Earlier this year a council budgetary bill was passed that included a provision legalising online gambling, making the home of the federal government the first US state-district to legalise the pastime.
The passage of the bill, and the lack of any complaint from Congress, prompted opponents to protest that it had been passed without sufficient public consultation, and it was agreed that the DC Lottery would put implementation on hold until a consultation had been completed.
Lottery director Buddy Roogow told the Washington Times this week that the consultation dates, spanning August 16 to September 14, had been set and his officials were ready to go.
“As of now, it’s in the law. … Lacking other direction, we’re still moving forward in what we hope is the most responsible way,” he said.
Roogow said the meetings will allow lottery officials to present a PowerPoint explanation of the i-gaming program and dispel myths about its impact on communities.
“These are not brick-and-mortar casinos,” he said. “There isn’t an impact on traffic.

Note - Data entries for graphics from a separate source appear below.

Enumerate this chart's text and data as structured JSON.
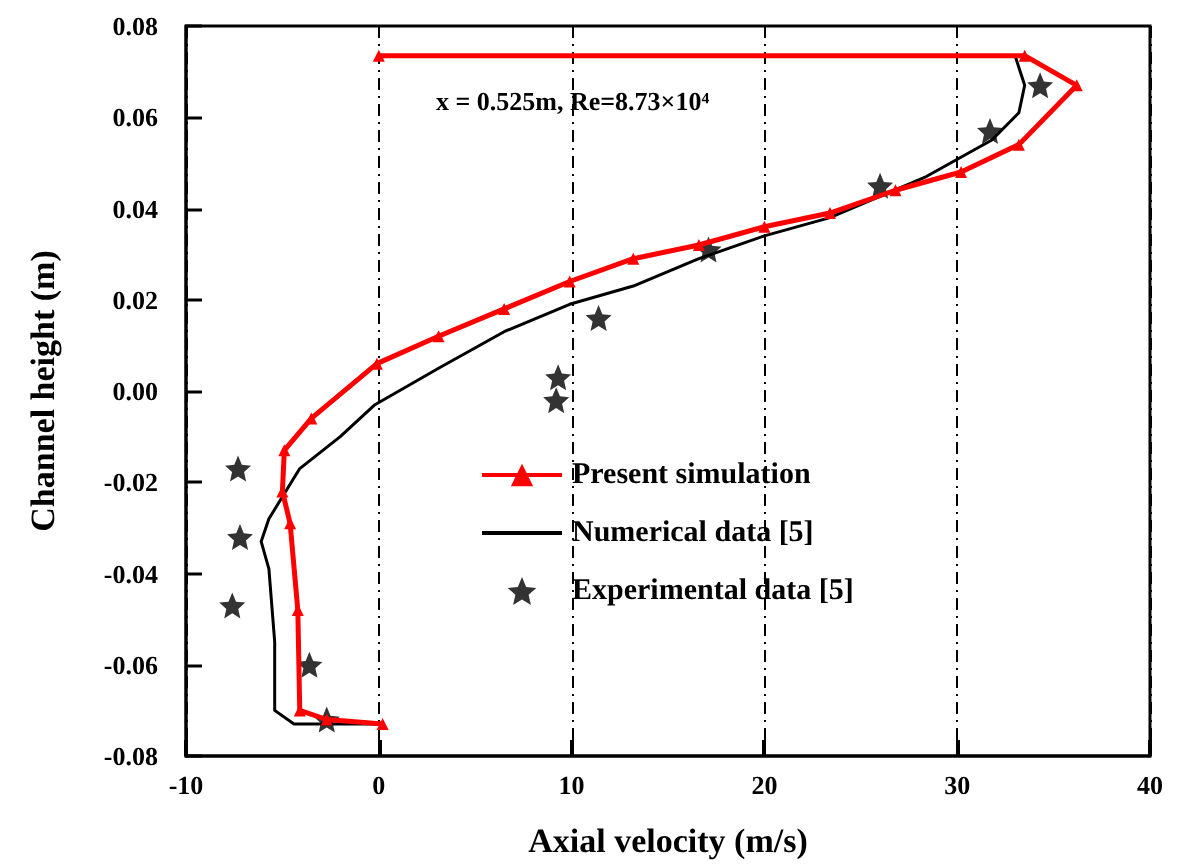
{
  "chart_data": {
    "type": "line",
    "xlabel": "Axial velocity (m/s)",
    "ylabel": "Channel height (m)",
    "annotations": [
      "x = 0.525m, Re=8.73×10⁴"
    ],
    "xlim": [
      -10,
      40
    ],
    "xticks": [
      -10,
      0,
      10,
      20,
      30,
      40
    ],
    "ylim": [
      -0.08,
      0.08
    ],
    "yticks": [
      -0.08,
      -0.06,
      -0.04,
      -0.02,
      {
        "value": 0,
        "label": "0.00"
      },
      0.02,
      0.04,
      0.06,
      0.08
    ],
    "grid": "x",
    "legend": "bottom",
    "series": [
      {
        "name": "Present simulation",
        "marker": "triangle",
        "color": "#ff0000",
        "x": [
          0,
          33.5,
          36.2,
          33.2,
          30.2,
          26.8,
          23.4,
          20,
          16.6,
          13.2,
          9.9,
          6.5,
          3.1,
          -0.1,
          -3.5,
          -4.9,
          -5.0,
          -4.6,
          -4.2,
          -4.1,
          -2.7,
          0.2
        ],
        "values": [
          0.0735,
          0.0735,
          0.067,
          0.054,
          0.048,
          0.044,
          0.039,
          0.036,
          0.032,
          0.029,
          0.024,
          0.018,
          0.012,
          0.006,
          -0.006,
          -0.013,
          -0.022,
          -0.029,
          -0.048,
          -0.07,
          -0.072,
          -0.073
        ]
      },
      {
        "name": "Numerical data [5]",
        "marker": "none",
        "color": "#000000",
        "x": [
          0,
          33.0,
          33.5,
          33.2,
          31.8,
          28.4,
          23.4,
          20,
          16.6,
          13.2,
          9.9,
          6.5,
          3.1,
          -0.2,
          -2.0,
          -4.1,
          -5.7,
          -6.1,
          -5.7,
          -5.4,
          -5.4,
          -4.4,
          0
        ],
        "values": [
          0.0735,
          0.0735,
          0.067,
          0.061,
          0.055,
          0.047,
          0.038,
          0.034,
          0.029,
          0.023,
          0.019,
          0.013,
          0.005,
          -0.003,
          -0.01,
          -0.017,
          -0.028,
          -0.033,
          -0.039,
          -0.055,
          -0.07,
          -0.073,
          -0.073
        ]
      },
      {
        "name": "Experimental data [5]",
        "type": "scatter",
        "marker": "star",
        "color": "#000000",
        "x": [
          34.3,
          31.7,
          26.0,
          17.1,
          11.4,
          9.3,
          9.2,
          -7.3,
          -7.2,
          -7.6,
          -3.6,
          -2.7
        ],
        "values": [
          0.067,
          0.057,
          0.045,
          0.031,
          0.016,
          0.003,
          -0.002,
          -0.017,
          -0.032,
          -0.047,
          -0.06,
          -0.072
        ]
      }
    ]
  }
}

There’s not an impact on zoning regulations.”
The first meeting is for leaders of advisory neighbourhood commissions, and will be hosted at libraries and community centres, with a question-and-answer format that gives preference to residents of the ward in which the meeting is held, Roogow said.
The final meeting is scheduled for September 8 in Ward 6 before a meeting for the full council on September 14.
The online gambling initiative as approved by Council will raise money for the city coffers by allowing registered persons within the District to wager money on games such as poker and blackjack within their homes or on their laptops at “trusted sites” in designated hotels or other areas.